Vibrantly painted with a playful scene of boys playing with firecrackers, this pair of vases belong to a select group of porcelain wares made during the Daoguang reign to furnish his newly built Shengdetang (Hall of Prudent Virtue). Part of the Jiuzhouqingyan complex in the Yuanming Yuan, the Shendetang was completed in 1831, and became the Emperor’s preferred residence. Featuring three connecting wave roofs on a square-shaped structure, the hall was markedly different from the more characteristic Confucian-inspired architecture, a feature that was reflected in the style of porcelain that was lavishly produced for it. This special group of wares are attributable to two decades between 1831 and 1850 and are often characterised by novel and lavish designs, as seen with this pair of vases.

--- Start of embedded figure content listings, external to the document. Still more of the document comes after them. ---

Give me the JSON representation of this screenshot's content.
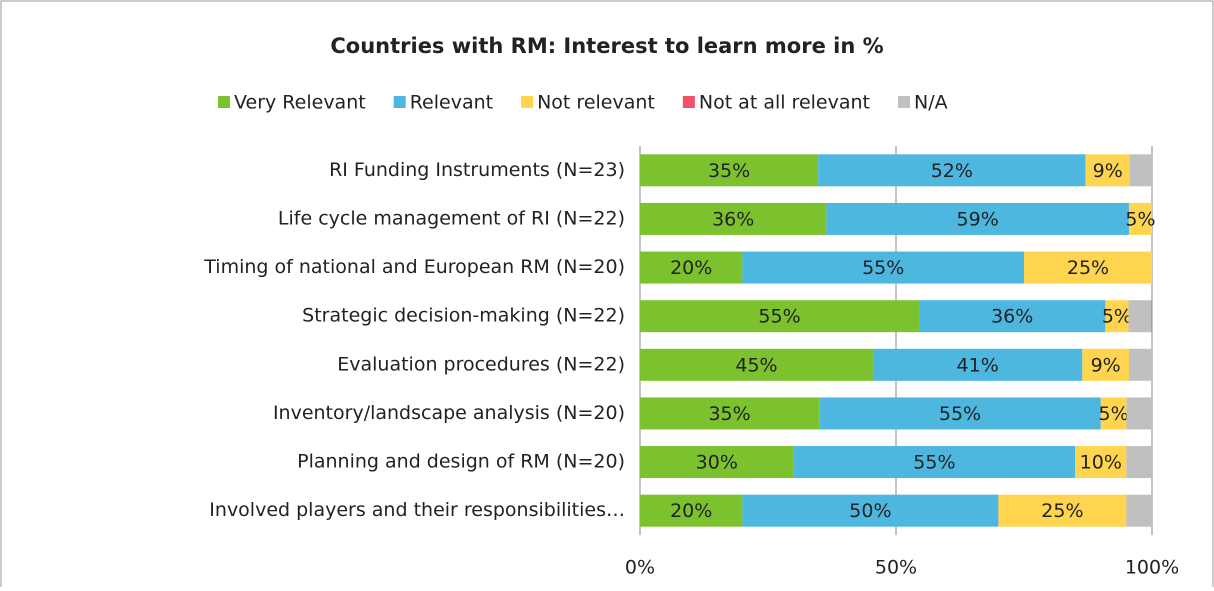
{
  "chart_data": {
    "type": "stacked_bar_horizontal",
    "title": "Countries with RM: Interest to learn more in %",
    "categories": [
      "RI Funding Instruments (N=23)",
      "Life cycle management of RI (N=22)",
      "Timing of national and European RM (N=20)",
      "Strategic decision-making (N=22)",
      "Evaluation procedures (N=22)",
      "Inventory/landscape analysis (N=20)",
      "Planning and design of RM (N=20)",
      "Involved players and their responsibilities…"
    ],
    "series": [
      {
        "name": "Very Relevant",
        "color": "#7cc22e",
        "values": [
          34.8,
          36.4,
          20,
          54.5,
          45.5,
          35,
          30,
          20
        ],
        "value_labels": [
          "35%",
          "36%",
          "20%",
          "55%",
          "45%",
          "35%",
          "30%",
          "20%"
        ]
      },
      {
        "name": "Relevant",
        "color": "#4db7e0",
        "values": [
          52.2,
          59.1,
          55,
          36.4,
          40.9,
          55,
          55,
          50
        ],
        "value_labels": [
          "52%",
          "59%",
          "55%",
          "36%",
          "41%",
          "55%",
          "55%",
          "50%"
        ]
      },
      {
        "name": "Not relevant",
        "color": "#ffd550",
        "values": [
          8.7,
          4.5,
          25,
          4.5,
          9.1,
          5,
          10,
          25
        ],
        "value_labels": [
          "9%",
          "5%",
          "25%",
          "5%",
          "9%",
          "5%",
          "10%",
          "25%"
        ]
      },
      {
        "name": "Not at all relevant",
        "color": "#f05068",
        "values": [
          0,
          0,
          0,
          0,
          0,
          0,
          0,
          0
        ]
      },
      {
        "name": "N/A",
        "color": "#c0c0c0",
        "values": [
          4.3,
          0,
          0,
          4.5,
          4.5,
          5,
          5,
          5
        ]
      }
    ],
    "xlim": [
      0,
      100
    ],
    "xticks": [
      {
        "value": 0,
        "label": "0%"
      },
      {
        "value": 50,
        "label": "50%"
      },
      {
        "value": 100,
        "label": "100%"
      }
    ],
    "grid": true
  }
}
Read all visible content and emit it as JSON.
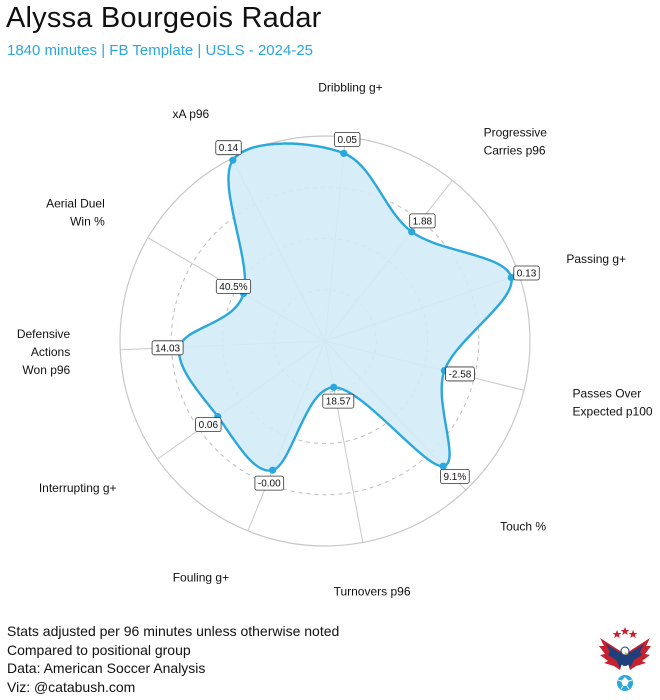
{
  "header": {
    "title": "Alyssa Bourgeois Radar",
    "subtitle": "1840 minutes | FB Template | USLS - 2024-25"
  },
  "footer": {
    "line1": "Stats adjusted per 96 minutes unless otherwise noted",
    "line2": "Compared to positional group",
    "line3": "Data: American Soccer Analysis",
    "line4": "Viz: @catabush.com"
  },
  "colors": {
    "accent": "#2aa7dc",
    "fill": "#d3ebf7",
    "grid": "#cfcfcf"
  },
  "chart_data": {
    "type": "radar",
    "title": "Alyssa Bourgeois Radar",
    "subtitle": "1840 minutes | FB Template | USLS - 2024-25",
    "percentile_range": [
      0,
      100
    ],
    "grid_rings": [
      25,
      50,
      75,
      100
    ],
    "series": [
      {
        "axes": [
          {
            "label": [
              "Dribbling g+"
            ],
            "value_label": "0.05",
            "percentile": 92
          },
          {
            "label": [
              "Progressive",
              "Carries p96"
            ],
            "value_label": "1.88",
            "percentile": 68
          },
          {
            "label": [
              "Passing g+"
            ],
            "value_label": "0.13",
            "percentile": 96
          },
          {
            "label": [
              "Passes Over",
              "Expected p100"
            ],
            "value_label": "-2.58",
            "percentile": 60
          },
          {
            "label": [
              "Touch %"
            ],
            "value_label": "9.1%",
            "percentile": 84
          },
          {
            "label": [
              "Turnovers p96"
            ],
            "value_label": "18.57",
            "percentile": 23
          },
          {
            "label": [
              "Fouling g+"
            ],
            "value_label": "-0.00",
            "percentile": 68
          },
          {
            "label": [
              "Interrupting g+"
            ],
            "value_label": "0.06",
            "percentile": 64
          },
          {
            "label": [
              "Defensive",
              "Actions",
              "Won p96"
            ],
            "value_label": "14.03",
            "percentile": 71
          },
          {
            "label": [
              "Aerial Duel",
              "Win %"
            ],
            "value_label": "40.5%",
            "percentile": 46
          },
          {
            "label": [
              "xA p96"
            ],
            "value_label": "0.14",
            "percentile": 99
          }
        ]
      }
    ]
  }
}
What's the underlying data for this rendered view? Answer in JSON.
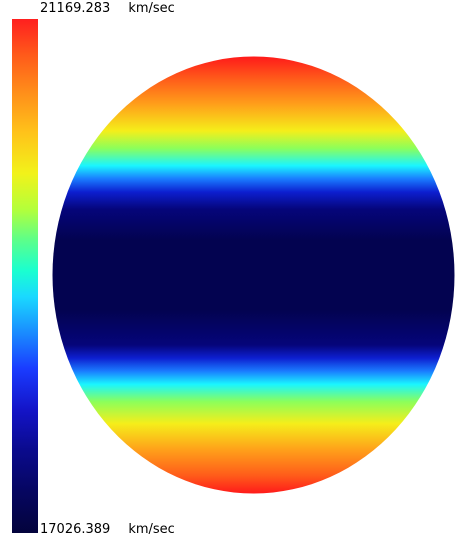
{
  "colorbar": {
    "max_value": "21169.283",
    "min_value": "17026.389",
    "unit": "km/sec",
    "colors": {
      "high": "#ff1f1f",
      "mid_high": "#f2f21a",
      "mid": "#1affd0",
      "low": "#03033c"
    }
  },
  "disc": {
    "colors": {
      "pole": "#ff1a1a",
      "warm": "#ffd21a",
      "cool": "#1af5ff",
      "equator": "#030350"
    }
  }
}
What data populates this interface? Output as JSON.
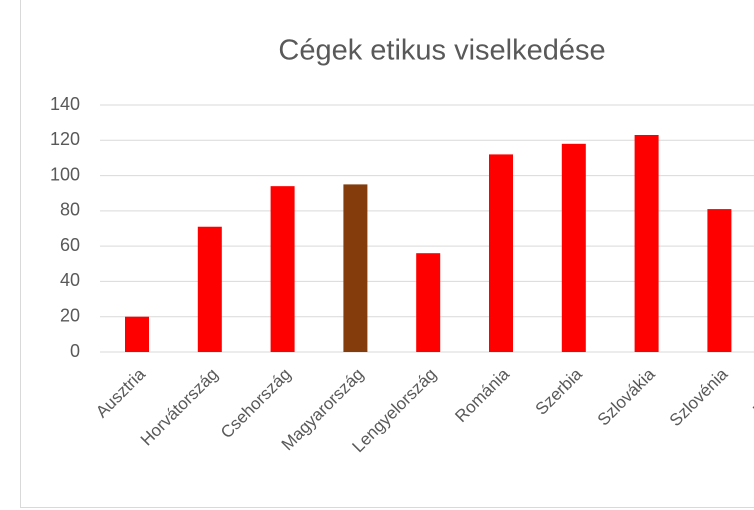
{
  "chart_data": {
    "type": "bar",
    "title": "Cégek etikus viselkedése",
    "categories": [
      "Ausztria",
      "Horvátország",
      "Csehország",
      "Magyarország",
      "Lengyelország",
      "Románia",
      "Szerbia",
      "Szlovákia",
      "Szlovénia",
      "Ukrajna"
    ],
    "values": [
      20,
      71,
      94,
      95,
      56,
      112,
      118,
      123,
      81,
      null
    ],
    "colors": [
      "#ff0000",
      "#ff0000",
      "#ff0000",
      "#843c0c",
      "#ff0000",
      "#ff0000",
      "#ff0000",
      "#ff0000",
      "#ff0000",
      "#ff0000"
    ],
    "ylim": [
      0,
      140
    ],
    "yticks": [
      0,
      20,
      40,
      60,
      80,
      100,
      120,
      140
    ],
    "grid": true
  }
}
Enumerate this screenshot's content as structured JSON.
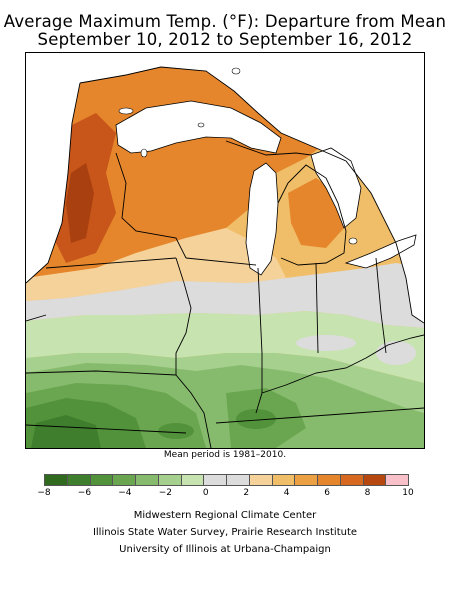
{
  "title": {
    "line1": "Average Maximum Temp. (°F): Departure from Mean",
    "line2": "September 10, 2012 to September 16, 2012"
  },
  "note": "Mean period is 1981–2010.",
  "legend": {
    "ticks": [
      "−8",
      "−6",
      "−4",
      "−2",
      "0",
      "2",
      "4",
      "6",
      "8",
      "10"
    ],
    "colors": [
      "#2f6a1f",
      "#3f7e2c",
      "#52923b",
      "#6aa650",
      "#86bb6d",
      "#a6d08d",
      "#c6e3b0",
      "#dcdcdc",
      "#dcdcdc",
      "#f5d29a",
      "#f0be68",
      "#eca044",
      "#e6862c",
      "#d7681f",
      "#b5470f",
      "#f8c0c8"
    ]
  },
  "credits": {
    "line1": "Midwestern Regional Climate Center",
    "line2": "Illinois State Water Survey, Prairie Research Institute",
    "line3": "University of Illinois at Urbana-Champaign"
  },
  "map": {
    "region": "Upper Midwest / Great Lakes",
    "colors": {
      "dark_orange": "#c8551a",
      "orange": "#e6862c",
      "light_orange": "#f0be68",
      "pale_orange": "#f5d29a",
      "gray": "#dcdcdc",
      "pale_green": "#c6e3b0",
      "light_green": "#a6d08d",
      "green": "#86bb6d",
      "mid_green": "#6aa650",
      "dark_green": "#52923b",
      "darkest_green": "#3f7e2c",
      "lake": "#ffffff"
    }
  }
}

A vase of this type and painted with this motif, but with a key-fret band on the neck, from the Georg Weishaupt collection, illustrated in Chinese and Japanese Porcelain of the 19th and 20th Centuries and their Forerunners, Stuttgart, 2002, pl. 38, was sold at Christie’s Hong Kong, 16th January 1989, lot 706; two slightly larger examples were sold in our New York rooms, 28th November 1994, lot 382 and 383, the first with yellow and turquoise-ground flower-scroll borders, and the second with a pink ground and elaborate dragon handles; another was sold in our London Colonnade rooms, 18th July 1994, lot 154; and a further vase but with a Daoguang reign mark and of the period, from the collection of Edward T. Chow, was sold in our Hong Kong rooms, 19th May 1981, lot 597. See also a vase of this type, decorated with boys on dragon boats, between blue-ground borders, in the Palace Museum, Beijing, illustrated in Zhao Congyue, Porcelains with Inscription of Shendetang Collected by the Palace Museum, Beijing, 2014, pl. 50; and another with the borders on a yellow ground, from the Huaihaitang collection, included in the exhibition Ethereal Elegance. Porcelain Vases of the Imperial Qing, Art Museum, The Chinese University of Hong Kong, Hong Kong, 2007, cat. no. 140.
The lively scene on these pieces is set in an elegant winter landscape, with the boys wearing fur coats and playing among flowering winter trees. Together with their engagement with firecrackers, it suggests that the vases were made for celebrating the New Year, when boys were encouraged to light firecrackers to ward off evil and therefore bring peace.